Some experts allege that the blanket exemptions to industries through various provisions will lead to social and economic unrest, promote contractualisation and take away job security and wage security. These allegations are baseless as in many areas, fixed-term workers and regular workers will enjoy equal benefits. The Social Security Code also aims at universalising social security by bringing informal workers under its ambit. Henceforth, companies with less than 20 workers can voluntarily join EPFO to get social security benefits and internal workers will be free to voluntarily join the employee state insurance (ESI) scheme for getting healthcare benefits. The code also talks about platform companies employing gig workers to make a provision of 1% to 2% of their profits for the social security needs of their workers. 

People need not work continuously for five years to get gratuity benefits, according to the new Social Security Code bill. The code has removed the mandatory minimum gratuity threshold of five years, while introducing a different threshold structure for various categories of workers. Regular and permanent employees will now have to work for at least five years to become eligible, while fixed-term or contractual workers will have no such limit. Instead, their gratuity payment will be linked to their tenure of work. For working journalists, the code makes a provision to avail gratuity benefits after three years of service, and for seasonal workers, gratuity payments equivalent to the salary for seven days will be provided for every season of work. Earlier, the fiveyear gratuity payment was mandatory, which meant that millions of workers used to forfeit their gratuity deposits, the salary for 15 days for every year of work, if they resigned or lost their jobs before the stipulated period. However, the bill makes provisions such that if an employee is involved in damaging activities and/ or has damaged property, his gratuity payment can either be adjusted against the damage or forfeited.

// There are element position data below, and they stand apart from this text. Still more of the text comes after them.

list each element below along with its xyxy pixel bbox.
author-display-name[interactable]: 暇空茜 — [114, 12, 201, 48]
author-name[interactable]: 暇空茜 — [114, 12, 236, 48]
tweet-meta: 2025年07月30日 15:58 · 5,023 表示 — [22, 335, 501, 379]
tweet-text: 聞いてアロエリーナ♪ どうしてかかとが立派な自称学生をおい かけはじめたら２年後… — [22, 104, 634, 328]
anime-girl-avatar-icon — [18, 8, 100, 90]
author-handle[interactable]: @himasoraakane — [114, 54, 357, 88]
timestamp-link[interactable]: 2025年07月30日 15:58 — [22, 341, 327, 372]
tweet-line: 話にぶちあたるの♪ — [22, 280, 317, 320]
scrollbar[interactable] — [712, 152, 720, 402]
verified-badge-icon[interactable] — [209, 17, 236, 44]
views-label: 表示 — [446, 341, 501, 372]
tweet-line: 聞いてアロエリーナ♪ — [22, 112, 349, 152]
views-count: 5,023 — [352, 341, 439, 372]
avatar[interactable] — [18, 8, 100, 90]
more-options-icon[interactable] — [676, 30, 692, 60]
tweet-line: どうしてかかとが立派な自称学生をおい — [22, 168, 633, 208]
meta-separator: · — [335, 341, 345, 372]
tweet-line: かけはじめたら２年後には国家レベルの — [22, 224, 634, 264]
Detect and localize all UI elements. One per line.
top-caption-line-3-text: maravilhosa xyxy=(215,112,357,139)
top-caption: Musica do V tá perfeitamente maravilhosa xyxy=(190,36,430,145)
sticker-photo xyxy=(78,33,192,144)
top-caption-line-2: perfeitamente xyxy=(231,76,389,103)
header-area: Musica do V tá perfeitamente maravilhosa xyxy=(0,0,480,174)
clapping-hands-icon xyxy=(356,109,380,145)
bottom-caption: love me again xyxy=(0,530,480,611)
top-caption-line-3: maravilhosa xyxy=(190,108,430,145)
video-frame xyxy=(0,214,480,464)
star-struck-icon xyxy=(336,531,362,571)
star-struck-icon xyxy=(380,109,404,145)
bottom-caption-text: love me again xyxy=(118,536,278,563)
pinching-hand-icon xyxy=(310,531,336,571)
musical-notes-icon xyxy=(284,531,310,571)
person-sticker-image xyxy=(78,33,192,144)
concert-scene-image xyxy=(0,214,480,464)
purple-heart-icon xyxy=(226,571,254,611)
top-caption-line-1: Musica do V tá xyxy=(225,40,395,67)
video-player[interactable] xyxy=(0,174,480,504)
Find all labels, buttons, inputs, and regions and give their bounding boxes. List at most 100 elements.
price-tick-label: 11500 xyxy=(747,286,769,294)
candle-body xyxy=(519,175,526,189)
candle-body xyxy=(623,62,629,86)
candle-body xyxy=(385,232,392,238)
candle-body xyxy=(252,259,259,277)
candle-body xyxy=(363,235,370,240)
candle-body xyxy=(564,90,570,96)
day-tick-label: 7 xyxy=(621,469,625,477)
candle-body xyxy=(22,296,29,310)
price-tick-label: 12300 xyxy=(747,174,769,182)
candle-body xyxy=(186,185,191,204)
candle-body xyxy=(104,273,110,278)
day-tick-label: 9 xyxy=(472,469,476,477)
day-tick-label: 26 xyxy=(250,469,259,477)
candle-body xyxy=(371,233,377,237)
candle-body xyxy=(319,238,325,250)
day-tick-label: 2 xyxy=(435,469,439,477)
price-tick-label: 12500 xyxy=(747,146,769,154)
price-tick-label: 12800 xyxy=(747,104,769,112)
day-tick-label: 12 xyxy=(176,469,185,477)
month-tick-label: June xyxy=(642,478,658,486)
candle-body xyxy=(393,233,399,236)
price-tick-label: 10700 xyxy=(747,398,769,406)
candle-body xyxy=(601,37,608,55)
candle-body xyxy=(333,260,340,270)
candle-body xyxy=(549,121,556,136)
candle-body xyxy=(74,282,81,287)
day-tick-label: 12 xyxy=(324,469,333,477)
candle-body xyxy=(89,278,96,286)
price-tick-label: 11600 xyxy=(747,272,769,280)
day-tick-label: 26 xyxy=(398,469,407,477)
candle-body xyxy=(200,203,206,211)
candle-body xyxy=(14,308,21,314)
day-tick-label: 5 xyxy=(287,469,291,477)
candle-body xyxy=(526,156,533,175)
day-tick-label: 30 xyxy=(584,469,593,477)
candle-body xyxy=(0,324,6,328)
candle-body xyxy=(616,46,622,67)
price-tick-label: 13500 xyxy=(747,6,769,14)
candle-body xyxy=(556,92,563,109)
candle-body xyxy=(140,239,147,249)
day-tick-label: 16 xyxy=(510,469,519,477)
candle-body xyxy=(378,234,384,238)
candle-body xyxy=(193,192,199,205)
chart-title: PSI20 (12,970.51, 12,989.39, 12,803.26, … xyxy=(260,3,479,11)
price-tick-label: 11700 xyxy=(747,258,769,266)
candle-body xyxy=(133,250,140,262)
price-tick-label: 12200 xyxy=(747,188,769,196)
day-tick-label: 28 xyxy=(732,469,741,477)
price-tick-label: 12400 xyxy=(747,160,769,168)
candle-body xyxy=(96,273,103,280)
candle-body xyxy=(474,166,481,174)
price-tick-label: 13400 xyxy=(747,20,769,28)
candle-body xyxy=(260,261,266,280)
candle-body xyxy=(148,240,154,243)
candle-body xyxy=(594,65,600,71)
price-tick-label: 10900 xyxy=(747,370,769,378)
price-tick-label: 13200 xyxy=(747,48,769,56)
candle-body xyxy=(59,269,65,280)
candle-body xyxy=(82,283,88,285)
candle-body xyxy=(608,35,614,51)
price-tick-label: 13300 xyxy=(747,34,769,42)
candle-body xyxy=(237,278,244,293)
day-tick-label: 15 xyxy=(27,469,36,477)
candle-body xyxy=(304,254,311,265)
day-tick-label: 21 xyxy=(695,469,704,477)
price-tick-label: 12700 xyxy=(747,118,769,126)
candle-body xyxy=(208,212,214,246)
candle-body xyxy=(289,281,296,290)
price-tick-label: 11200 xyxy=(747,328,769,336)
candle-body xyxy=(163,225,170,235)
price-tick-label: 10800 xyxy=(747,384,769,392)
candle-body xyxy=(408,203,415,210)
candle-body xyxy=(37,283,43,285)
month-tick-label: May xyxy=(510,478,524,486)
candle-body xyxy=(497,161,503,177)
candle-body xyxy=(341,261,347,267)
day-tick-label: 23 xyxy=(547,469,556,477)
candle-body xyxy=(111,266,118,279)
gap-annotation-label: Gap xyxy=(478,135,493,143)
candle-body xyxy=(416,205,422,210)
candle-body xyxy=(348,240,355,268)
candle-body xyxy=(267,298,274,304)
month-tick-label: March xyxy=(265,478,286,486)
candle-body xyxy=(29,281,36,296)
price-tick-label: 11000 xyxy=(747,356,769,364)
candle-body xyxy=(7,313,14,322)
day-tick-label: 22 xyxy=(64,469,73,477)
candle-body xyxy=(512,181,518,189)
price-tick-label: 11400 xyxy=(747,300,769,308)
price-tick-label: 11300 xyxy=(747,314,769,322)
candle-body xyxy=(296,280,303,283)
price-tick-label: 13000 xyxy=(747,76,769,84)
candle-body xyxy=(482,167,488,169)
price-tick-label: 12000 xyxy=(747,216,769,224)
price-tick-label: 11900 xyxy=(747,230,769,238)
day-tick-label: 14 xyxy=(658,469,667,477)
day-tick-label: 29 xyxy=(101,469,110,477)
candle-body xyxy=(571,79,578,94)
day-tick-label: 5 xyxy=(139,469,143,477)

 All employees will now have an offer letter and both the Centre and the state will create a database on migrant workers and offer them several benefits including the portability of the public distribution system and construction cess benefits. Prime Minister Narendra Modi’s groundbreaking labour laws have been envisaged by recognising the changes in the global scenario in a post-Covid world. The new labour code seeks to transform India and rid it of outdated technologies and methodologies. The reduction in compliance burden would also facilitate the expansion of establishments, helping to create jobs on a large-scale across sectors, giving PM Modi’s transformational ‘Make in India’ a huge boost. 

Sanju Verma is an economist, the national spokesperson of the BJP and the bestselling author of ‘Truth & Dare: The Modi Dynamic’. The views expressed are personal.